Они сидели долго. Стемнело. Море превратилось в черную, ревущую массу, слившуюся с небом. Огоньки кораблей на горизонте казались звездами, упавшими в воду. Стало холодно. По-настоящему холодно, до дрожи.
– Пойдем домой, – сказала Настя. – Слово «домой» звучит странно применительно к сараю тети Седы, но там хотя бы есть обогреватель. – И кошка. Кошка – это душа дома.
Они вернулись. В комнате было тепло. Обогреватель справился. Настя, соорудив из свитеров подобие пижамы, забралась под одеяло. Оно пахло лавандой и старостью. Георгий лег на соседнюю кровать. Кошка, подумав, перебралась к нему и легла в ноги. – Ты нравишься Муське, – заметил он. – Это хороший знак. Животные чувствуют хороших людей. – Я не хороший человек, Жора. Я сбежавшая невеста. Я истеричка. Я ем дешевую колбасу и сплю в сарае. – Ты живая. Это главное.
Георгий смотрел в потолок. Там, в свете уличного фонаря, ползала муха. Сонная, зимняя муха, которая не знала, что она должна спать. В голове крутилась мысль, которую он пытался поймать весь день. Композиция. Вся его жизнь до этого была статичным натюрмортом. Пыльным, застывшим. А теперь началась динамика. Поезд, такси, море, шторм. Жизнь превратилась в марину. В пейзаж с бурей. И в этой буре он, Георгий, впервые чувствовал себя капитаном, а не обломком кораблекрушения.
– Жора? – позвала Настя из темноты. – М? – А мы завтра купим мандарины? Прямо с дерева? – Купим. Или украдем у тети Седы. Это добавит адреналина. – Спокойной ночи, капитан. – Спокойной ночи, юнга.
За стеной шумело море. По крыше начали стучать первые капли дождя. Адлерский зимний дождь – бесконечный, нудный, смывающий все следы. Но здесь, под одеялом, пахнущим лавандой, было сухо.
**Глава 8. Сезон дождей и мандариновой корки
Утро в Адлере не наступило. Вместо него просто стало немного светлее. Небо, затянутое плотной, как войлок, пеленой, висело так низко, что казалось, его можно потрогать, если встать на цыпочки. Дождь лил с монотонностью старого, заезженного винила. Это был не летний, веселый ливень, и не питерская морось. Это был субтропический зимний дождь – плотный, теплый и бесконечный. Он превращал мир в аквариум.
Георгий проснулся от холода. Масляный обогреватель, который вечером так бодро щелкал, теперь молчал. Видимо, электричество в частном секторе тоже решило взять выходной.
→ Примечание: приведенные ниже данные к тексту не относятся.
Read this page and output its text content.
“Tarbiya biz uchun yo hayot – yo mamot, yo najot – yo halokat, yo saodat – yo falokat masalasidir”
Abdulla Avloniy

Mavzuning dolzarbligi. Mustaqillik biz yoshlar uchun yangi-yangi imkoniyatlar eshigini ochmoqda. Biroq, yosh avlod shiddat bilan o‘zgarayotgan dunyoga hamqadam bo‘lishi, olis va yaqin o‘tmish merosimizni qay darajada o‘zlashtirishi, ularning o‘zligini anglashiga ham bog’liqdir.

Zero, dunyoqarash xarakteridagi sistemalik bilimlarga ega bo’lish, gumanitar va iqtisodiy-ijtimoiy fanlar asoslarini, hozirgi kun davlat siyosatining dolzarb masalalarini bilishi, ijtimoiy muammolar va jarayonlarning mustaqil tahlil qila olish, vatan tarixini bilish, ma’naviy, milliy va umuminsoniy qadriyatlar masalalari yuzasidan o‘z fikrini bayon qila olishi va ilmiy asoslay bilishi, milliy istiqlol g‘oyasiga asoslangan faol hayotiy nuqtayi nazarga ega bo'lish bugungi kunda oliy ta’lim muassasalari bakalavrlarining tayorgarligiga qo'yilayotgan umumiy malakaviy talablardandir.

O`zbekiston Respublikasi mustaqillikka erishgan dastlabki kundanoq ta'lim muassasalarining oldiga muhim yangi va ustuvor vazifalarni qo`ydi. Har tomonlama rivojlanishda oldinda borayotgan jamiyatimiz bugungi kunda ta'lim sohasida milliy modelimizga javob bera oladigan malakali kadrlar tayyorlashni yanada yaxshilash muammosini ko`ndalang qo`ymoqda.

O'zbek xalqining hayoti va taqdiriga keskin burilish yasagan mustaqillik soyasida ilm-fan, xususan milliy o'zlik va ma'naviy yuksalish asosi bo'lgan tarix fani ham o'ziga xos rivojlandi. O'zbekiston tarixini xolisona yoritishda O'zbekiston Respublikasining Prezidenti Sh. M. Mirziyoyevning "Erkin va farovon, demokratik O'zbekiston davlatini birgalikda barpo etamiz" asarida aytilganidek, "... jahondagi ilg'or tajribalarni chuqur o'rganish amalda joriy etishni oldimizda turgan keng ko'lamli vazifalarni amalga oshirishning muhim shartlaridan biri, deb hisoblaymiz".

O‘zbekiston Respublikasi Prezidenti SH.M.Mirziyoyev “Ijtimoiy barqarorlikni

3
В комнате пахло сыростью, остывшим чаем и мандаринами, которые тетя Седа все-таки принесла им вчера вечером в качестве «комплимента от шефа».
Настя спала, зарывшись в одеяла так, что наружу торчал только нос. Кошка Муська, предательница, сбежала – видимо, туда, где теплее.
Георгий сел на кровати, ступни коснулись ледяного пола. – Доброе утро, Вьетнам, – прошептал он, натягивая джинсы. Джинсы были влажными. Здесь всё было влажным: одежда, постель, мысли.
Он подошел к окну. Стекло запотело. Протер рукой дырочку. Двор тети Седы превратился в Венецию. Грядки с зеленью ушли под воду, по лужам плавали мандариновые корки, как маленькие оранжевые кораблики. Сама тетя Седа, в дождевике поверх халата, что-то яростно кричала в телефон, стоя под навесом. Судя по жестикуляции, она проклинала электриков до седьмого колена.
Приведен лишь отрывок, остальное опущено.